The New York Times may be regarded as a left-leaning publication, particularly in its editorials. But newspapers and journalists have no obligation to be “neutral” in their reporting. To the contrary, the ideological perspective of a journalist is precisely what the First Amendment protects. After all, the First Amendment forbids the government from “abridging the freedom of speech, or of the press”.
When it comes to defamation suits by public figures, plaintiffs must prove actual malice – that the defendants’ statements were not only false, but were published with reckless disregard for the truth. More specifically, President Trump and his legal team must prove that any of the statements pulled from Lucky Loser and the NYT articles at issue are not only false, but also that the authors knew the claims were false. It is not sufficient to simply object to the content of a report or a book or catch someone in a mistake.
The actual malice standard originated from the 1964 case New York Times v. Sullivan, which established that powerful public officials and figures cannot win defamation suits merely because the reporting is harsh, critical, or contains errors. They must prove deliberate or reckless falsehood, resulting in damage to reputation. (Donald Trump decisively won the presidential election shortly after the publication of the articles and “Lucky Loser” book, making a claim to reputation damage somewhat confounding.)

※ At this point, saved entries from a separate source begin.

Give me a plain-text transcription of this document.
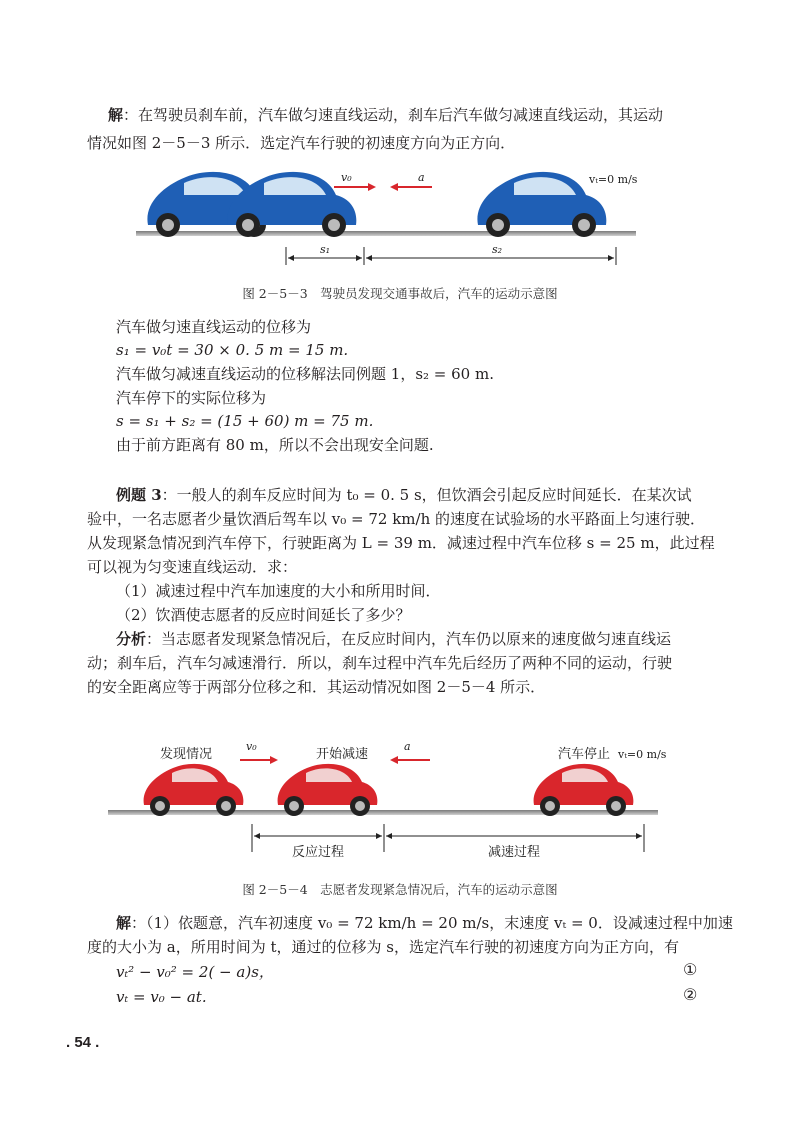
解：在驾驶员刹车前，汽车做匀速直线运动，刹车后汽车做匀减速直线运动，其运动
情况如图 2－5－3 所示．选定汽车行驶的初速度方向为正方向．
v₀	a	vₜ=0 m/s
s₁	s₂
图 2－5－3　驾驶员发现交通事故后，汽车的运动示意图
汽车做匀速直线运动的位移为
s₁ = v₀t = 30 × 0. 5 m = 15 m.
汽车做匀减速直线运动的位移解法同例题 1，s₂ = 60 m.
汽车停下的实际位移为
s = s₁ + s₂ = (15 + 60) m = 75 m.
由于前方距离有 80 m，所以不会出现安全问题.
例题 3：一般人的刹车反应时间为 t₀ = 0. 5 s，但饮酒会引起反应时间延长．在某次试
验中，一名志愿者少量饮酒后驾车以 v₀ = 72 km/h 的速度在试验场的水平路面上匀速行驶．
从发现紧急情况到汽车停下，行驶距离为 L = 39 m．减速过程中汽车位移 s = 25 m，此过程
可以视为匀变速直线运动．求：
（1）减速过程中汽车加速度的大小和所用时间．
（2）饮酒使志愿者的反应时间延长了多少？
分析：当志愿者发现紧急情况后，在反应时间内，汽车仍以原来的速度做匀速直线运
动；刹车后，汽车匀减速滑行．所以，刹车过程中汽车先后经历了两种不同的运动，行驶
的安全距离应等于两部分位移之和．其运动情况如图 2－5－4 所示．
发现情况
v₀
开始减速
a
汽车停止 vₜ=0 m/s
反应过程	减速过程
图 2－5－4　志愿者发现紧急情况后，汽车的运动示意图
解：（1）依题意，汽车初速度 v₀ = 72 km/h = 20 m/s，末速度 vₜ = 0．设减速过程中加速
度的大小为 a，所用时间为 t，通过的位移为 s，选定汽车行驶的初速度方向为正方向，有
vₜ² − v₀² = 2( − a)s，	①
vₜ = v₀ − at.	②
. 54 .
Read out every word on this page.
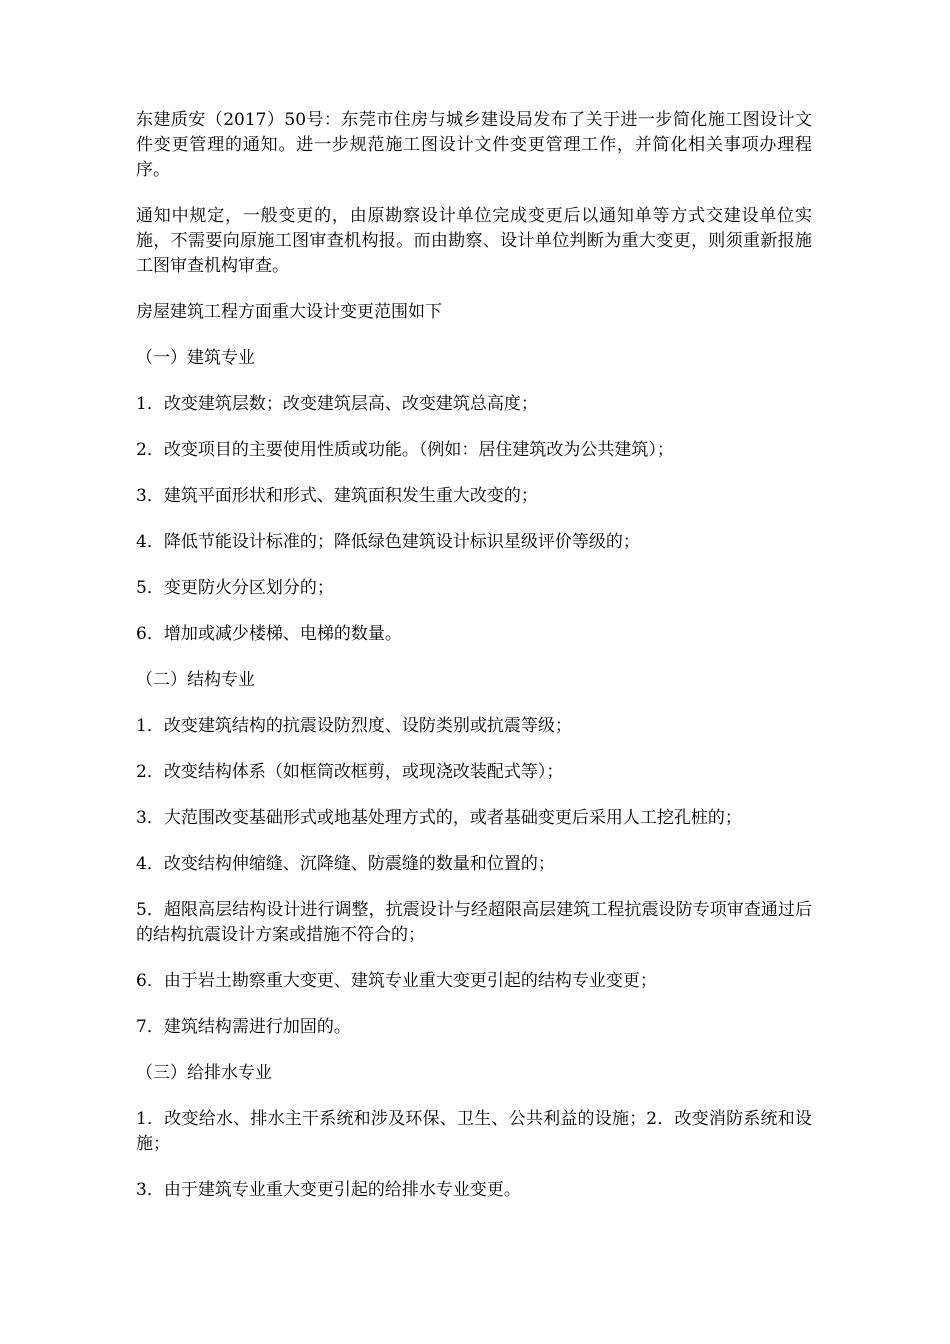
东建质安（2017）50号：东莞市住房与城乡建设局发布了关于进一步简化施工图设计文件变更管理的通知。进一步规范施工图设计文件变更管理工作，并简化相关事项办理程序。

通知中规定，一般变更的，由原勘察设计单位完成变更后以通知单等方式交建设单位实施，不需要向原施工图审查机构报。而由勘察、设计单位判断为重大变更，则须重新报施工图审查机构审查。

房屋建筑工程方面重大设计变更范围如下

（一）建筑专业

1．改变建筑层数；改变建筑层高、改变建筑总高度；

2．改变项目的主要使用性质或功能。（例如：居住建筑改为公共建筑）；

3．建筑平面形状和形式、建筑面积发生重大改变的；

4．降低节能设计标准的；降低绿色建筑设计标识星级评价等级的；

5．变更防火分区划分的；

6．增加或减少楼梯、电梯的数量。

（二）结构专业

1．改变建筑结构的抗震设防烈度、设防类别或抗震等级；

2．改变结构体系（如框筒改框剪，或现浇改装配式等）；

3．大范围改变基础形式或地基处理方式的，或者基础变更后采用人工挖孔桩的；

4．改变结构伸缩缝、沉降缝、防震缝的数量和位置的；

5．超限高层结构设计进行调整，抗震设计与经超限高层建筑工程抗震设防专项审查通过后的结构抗震设计方案或措施不符合的；

6．由于岩土勘察重大变更、建筑专业重大变更引起的结构专业变更；

7．建筑结构需进行加固的。

（三）给排水专业

1．改变给水、排水主干系统和涉及环保、卫生、公共利益的设施；2．改变消防系统和设施；

3．由于建筑专业重大变更引起的给排水专业变更。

The Sullivan doctrine has troubled conservatives who believe it makes it possible for “liberal media” to stretch the truth. Well aware of Sullivan, the President has nevertheless repeatedly tried to punish media for unfavorable reporting, including via a $475 million suit against CNN in 2022, a $20 billion lawsuit against CBS for its 60 Minutes interview with Vice President Kamala Harris, and a $10 billion defamation suit against The Wall Street Journal for their coverage of a birthday card to Jeffrey Epstein which appears to bear Donald Trump’s signature. These lawsuits constitute a deliberate strategy to financially pressure news organizations while generating political messaging about media bias. As President Trump announced his latest lawsuit against the Times, he characterized it as holding accountable what he called “one of the worst and most degenerate newspapers in the History of our Country, becoming a virtual ‘mouthpiece’ for the Radical Left Democrat Party.”

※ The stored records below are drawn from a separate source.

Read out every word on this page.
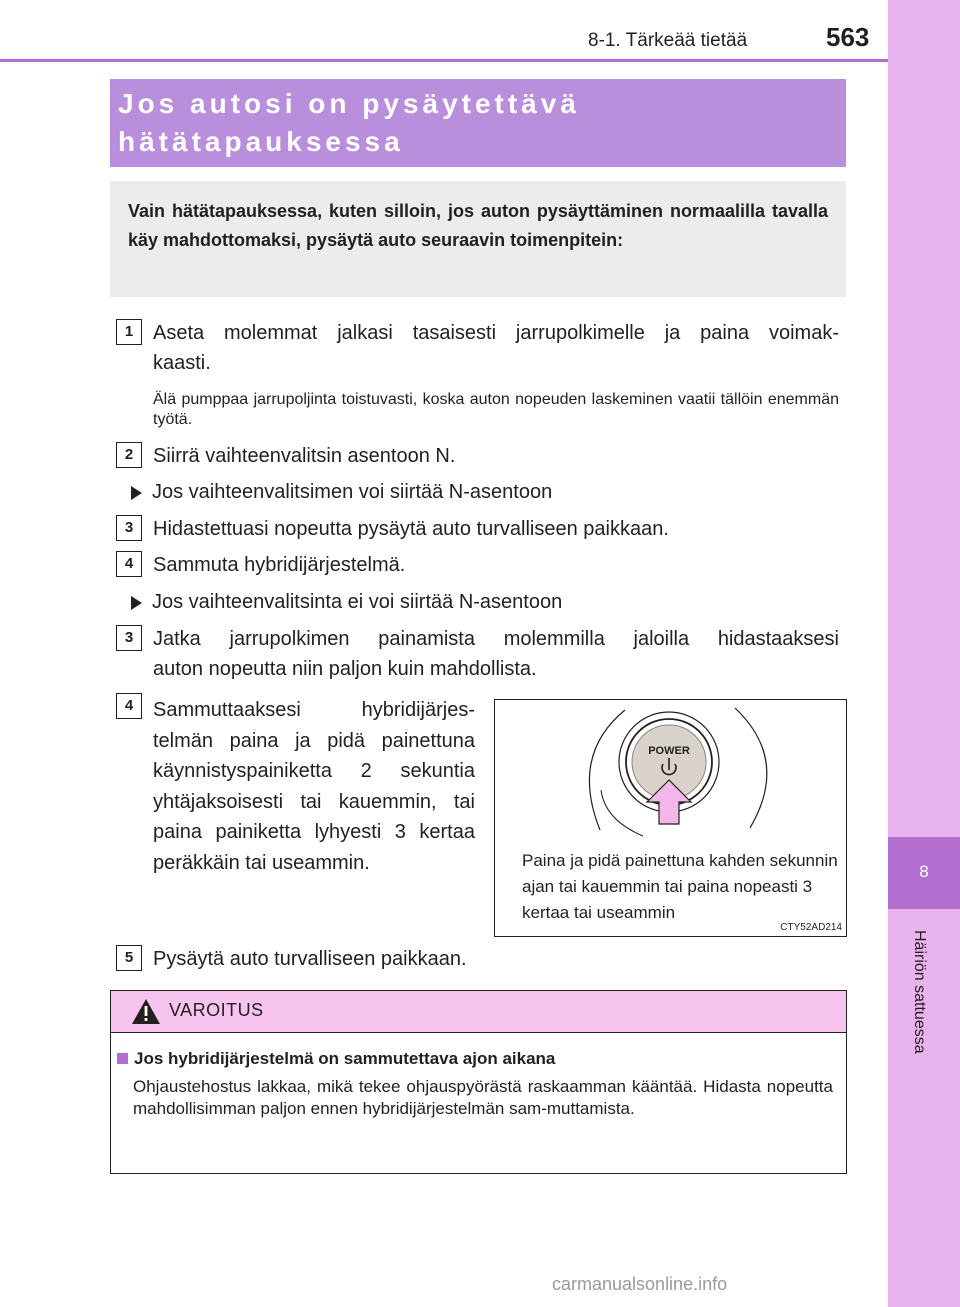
8
Häiriön sattuessa
8-1. Tärkeää tietää	563
Jos autosi on pysäytettävä
hätätapauksessa
Vain hätätapauksessa, kuten silloin, jos auton pysäyttäminen normaalilla tavalla käy mahdottomaksi, pysäytä auto seuraavin toimenpitein:
1 Aseta molemmat jalkasi tasaisesti jarrupolkimelle ja paina voimak-
kaasti.
Älä pumppaa jarrupoljinta toistuvasti, koska auton nopeuden laskeminen vaatii tällöin enemmän työtä.
2 Siirrä vaihteenvalitsin asentoon N.
Jos vaihteenvalitsimen voi siirtää N-asentoon
3 Hidastettuasi nopeutta pysäytä auto turvalliseen paikkaan.
4 Sammuta hybridijärjestelmä.
Jos vaihteenvalitsinta ei voi siirtää N-asentoon
3 Jatka jarrupolkimen painamista molemmilla jaloilla hidastaaksesi
auton nopeutta niin paljon kuin mahdollista.
4 Sammuttaaksesi hybridijärjes-telmän paina ja pidä painettuna käynnistyspainiketta 2 sekuntia yhtäjaksoisesti tai kauemmin, tai paina painiketta lyhyesti 3 kertaa peräkkäin tai useammin.
POWER
Paina ja pidä painettuna kahden sekunnin ajan tai kauemmin tai paina nopeasti 3 kertaa tai useammin
CTY52AD214
5 Pysäytä auto turvalliseen paikkaan.
VAROITUS
Jos hybridijärjestelmä on sammutettava ajon aikana
Ohjaustehostus lakkaa, mikä tekee ohjauspyörästä raskaamman kääntää. Hidasta nopeutta mahdollisimman paljon ennen hybridijärjestelmän sam-muttamista.
carmanualsonline.info
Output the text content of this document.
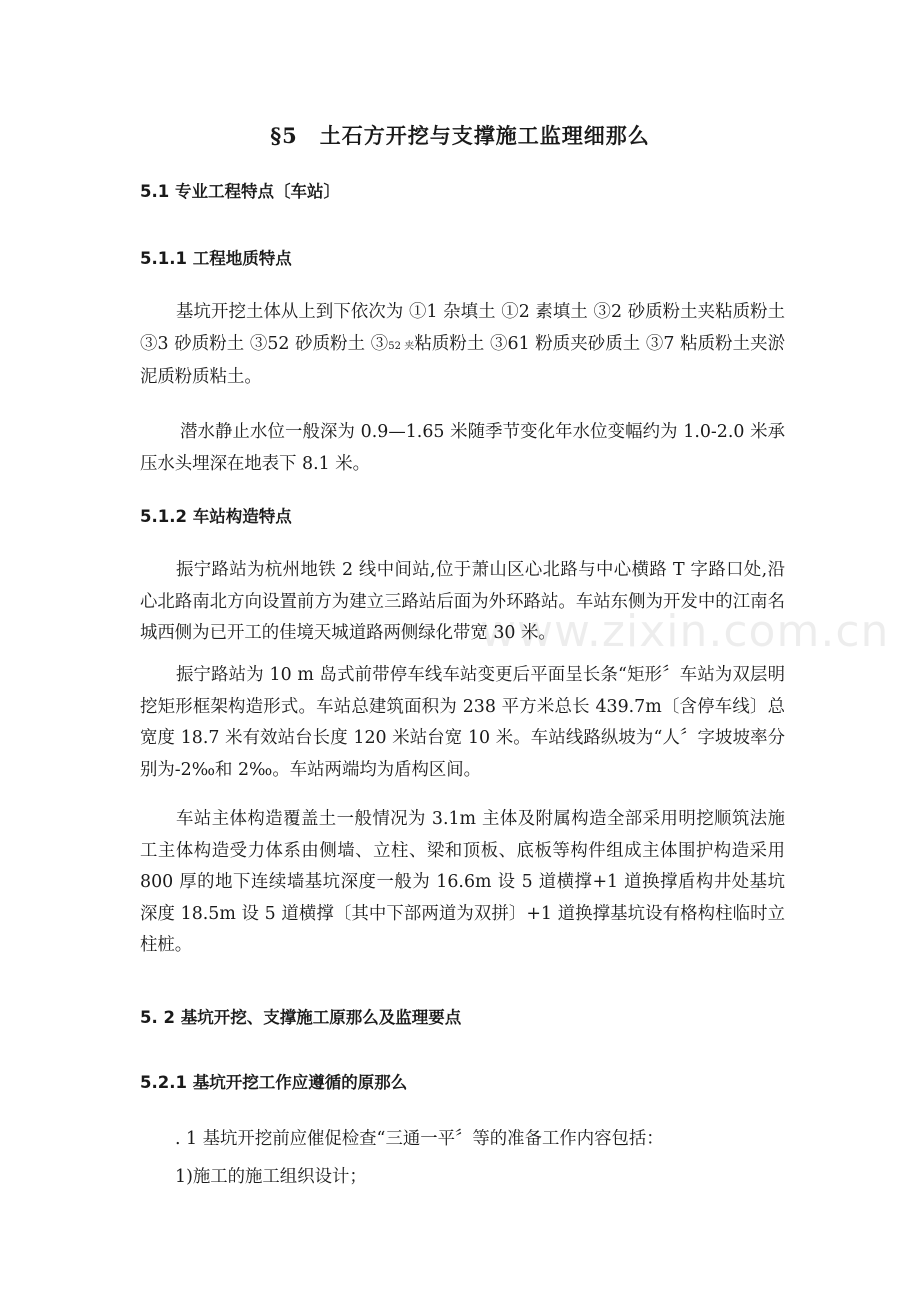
§5　土石方开挖与支撑施工监理细那么
5.1 专业工程特点〔车站〕
5.1.1 工程地质特点
基坑开挖土体从上到下依次为 ①1 杂填土 ①2 素填土 ③2 砂质粉土夹粘质粉土 ③3 砂质粉土 ③52 砂质粉土 ③52 夹粘质粉土 ③61 粉质夹砂质土 ③7 粘质粉土夹淤泥质粉质粘土。
潜水静止水位一般深为 0.9—1.65 米随季节变化年水位变幅约为 1.0-2.0 米承压水头埋深在地表下 8.1 米。
5.1.2 车站构造特点
振宁路站为杭州地铁 2 线中间站,位于萧山区心北路与中心横路 T 字路口处,沿心北路南北方向设置前方为建立三路站后面为外环路站。车站东侧为开发中的江南名城西侧为已开工的佳境天城道路两侧绿化带宽 30 米。
振宁路站为 10 m 岛式前带停车线车站变更后平面呈长条“矩形〞车站为双层明挖矩形框架构造形式。车站总建筑面积为 238 平方米总长 439.7m〔含停车线〕总宽度 18.7 米有效站台长度 120 米站台宽 10 米。车站线路纵坡为“人〞字坡坡率分别为-2‰和 2‰。车站两端均为盾构区间。
车站主体构造覆盖土一般情况为 3.1m 主体及附属构造全部采用明挖顺筑法施工主体构造受力体系由侧墙、立柱、梁和顶板、底板等构件组成主体围护构造采用 800 厚的地下连续墙基坑深度一般为 16.6m 设 5 道横撑+1 道换撑盾构井处基坑深度 18.5m 设 5 道横撑〔其中下部两道为双拼〕+1 道换撑基坑设有格构柱临时立柱桩。
5. 2 基坑开挖、支撑施工原那么及监理要点
5.2.1 基坑开挖工作应遵循的原那么
. 1 基坑开挖前应催促检查“三通一平〞等的准备工作内容包括：
1)施工的施工组织设计；
www.zixin.com.cn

By September 19, the Florida district judge Steven Merryday dismissed the latest Trump v. New York Times lawsuit, writing “as every lawyer knows (or is presumed to know), a complaint is not a public forum for vituperation and invective – not a protected platform to rage against an adversary.” Merryday gave President Trump’s lawyers 28 days to amend the suit, along with a 40-page limit and a reminder of what complaints require for consideration.
This latest defamation suit will not be the one that overturns the Sullivan doctrine, but President Trump is unlikely to give up. Without Sullivan’s protections, journalists would be far more vulnerable to the pressures from billionaires and powerful government elites. If anything, journalists deserve more protections – especially from meritless lawsuits intended to silence or influence behavior (like the president’s lawsuit against CBS’s 60 Minutes) through a federal Anti-SLAPP standard. Last Congress, Senator Ron Wyden (D-Ore.) and Representatives Jamie Raskin (D-Md.) and Kevin Kiley (R-Calif.) introduced the Free Speech Protection Act. The goal of this act is to safeguard journalists and the public by offering a way to dismiss baseless lawsuits, such as defamation cases, in federal court. President Trump’s ongoing attacks on the free press highlight the urgent need for the Free Speech Protection Act, which allows journalists to quickly dismiss frivolous claims (that billionaires have limitless resources to pursue), preventing costly legal battles intended to silence their reporting.